Pour le dépistage précoce, le traitement et le suivi, l’accent est mis aujourd’hui sur le développement de coopérations concrètes entre le domaine des addictions et des domaines connexes (aide sociale, santé publique, justice et police, monde du travail, migration, etc.). Le travail professionnel en matière d’addictions s’adresse non plus seulement aux personnes directement concernées, mais aussi aux proches, aux employeur·euse·s et à d’autres professionnels. La collaboration entre aide professionnelle et entraide pour les personnes dépendantes, les proches et les parents s’est beaucoup intensifiée et jouit d’une reconnaissance mutuelle.

Avec son modèle des quatre piliers et l’introduction du traitement avec prescription d’héroïne, la Suisse a été pionnière en comparaison internationale. Dans le domaine de la réduction des risques surtout, les centres suisses d’accueil et de consultation avec possibilités de consommer ont capté l’attention du monde entier. La plupart de ces centres se trouvent en Suisse alémanique, car en Suisse romande, l’objectif de la réduction des risques a longtemps peiné à rallier une majorité. Ce n’est que récemment que certaines villes romandes ont développé des offres correspondantes. Parallèlement, la discussion qui à l’origine était focalisée sur la consommation d’héroïne, se poursuit en Suisse alémanique sur l’avenir et le développement de la réduction des risques, dans un contexte marqué par la transformation des modèles de consommation et la pression sur les coûts.

Le développement technologique et le chan­gement de comportement de la population en matière de recherche d’information ont aussi des conséquences pour le domaine des addic­tions.

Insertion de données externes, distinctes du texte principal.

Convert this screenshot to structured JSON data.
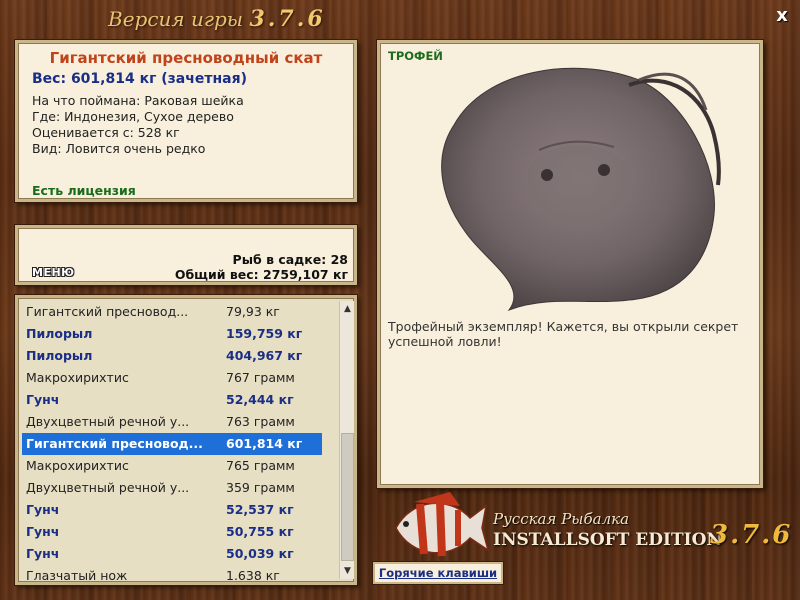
{
  "window": {
    "title_prefix": "Версия игры",
    "title_version": "3.7.6",
    "close_glyph": "x"
  },
  "fish_info": {
    "name": "Гигантский пресноводный скат",
    "weight": "Вес: 601,814 кг (зачетная)",
    "lines": [
      "На что поймана: Раковая шейка",
      "Где: Индонезия, Сухое дерево",
      "Оценивается с: 528 кг",
      "Вид: Ловится очень редко"
    ],
    "license": "Есть лицензия"
  },
  "cage": {
    "count": "Рыб в садке: 28",
    "total": "Общий вес: 2759,107 кг",
    "menu_label": "МЕНЮ"
  },
  "catch_list": [
    {
      "name": "Гигантский пресновод...",
      "weight": "79,93 кг",
      "style": "normal"
    },
    {
      "name": "Пилорыл",
      "weight": "159,759 кг",
      "style": "bold"
    },
    {
      "name": "Пилорыл",
      "weight": "404,967 кг",
      "style": "bold"
    },
    {
      "name": "Макрохирихтис",
      "weight": "767 грамм",
      "style": "normal"
    },
    {
      "name": "Гунч",
      "weight": "52,444 кг",
      "style": "bold"
    },
    {
      "name": "Двухцветный речной у...",
      "weight": "763 грамм",
      "style": "normal"
    },
    {
      "name": "Гигантский пресновод...",
      "weight": "601,814 кг",
      "style": "selected"
    },
    {
      "name": "Макрохирихтис",
      "weight": "765 грамм",
      "style": "normal"
    },
    {
      "name": "Двухцветный речной у...",
      "weight": "359 грамм",
      "style": "normal"
    },
    {
      "name": "Гунч",
      "weight": "52,537 кг",
      "style": "bold"
    },
    {
      "name": "Гунч",
      "weight": "50,755 кг",
      "style": "bold"
    },
    {
      "name": "Гунч",
      "weight": "50,039 кг",
      "style": "bold"
    },
    {
      "name": "Глазчатый нож",
      "weight": "1.638 кг",
      "style": "normal"
    }
  ],
  "trophy": {
    "label": "ТРОФЕЙ",
    "description": "Трофейный экземпляр! Кажется, вы открыли секрет успешной ловли!"
  },
  "brand": {
    "line1": "Русская Рыбалка",
    "line2": "INSTALLSOFT EDITION",
    "version": "3.7.6"
  },
  "hotkeys_label": "Горячие клавиши",
  "colors": {
    "accent_red": "#c0431b",
    "bold_blue": "#1b2e86",
    "license_green": "#1a6b1a",
    "selection": "#1f6fd8"
  }
}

À côté d’offres de conseil et de traitement sur place, l’aide en ligne revêt une importance grandissante. L’accès se fait de plus en plus souvent virtuellement, indépendamment du lieu et à toute heure, par le biais de sites Internet, d’outils sur mesure pour le soutien thérapeutique et la réduction de la consommation, de tests à faire soi-même ou via le portail professionnel national SafeZone.ch. L’établissement du lien entre l’aide en matière d’addictions « online » et celle en « face à face » est un des défis de l’heure.

Références

Commission fédérale pour les questions liées aux addictions (Éd.) (2012). La politique drogue en tant que politique de société : un rétrospectif sur trente ans de politique suisse en matière de drogues, 1981-2011. Zurich : Seismo.

Offre d’aide en matière d’addictions en Suisse. Base de données, Infodrog. https://www.infodrog.ch

Office fédéral de la santé publique (2012). Le Référentiel modulaire QuaThéDA : la norme qualité pour le domaine des dépendances, de la prévention et de la promotion de la santé. Berne : Office fédéral de la santé publique.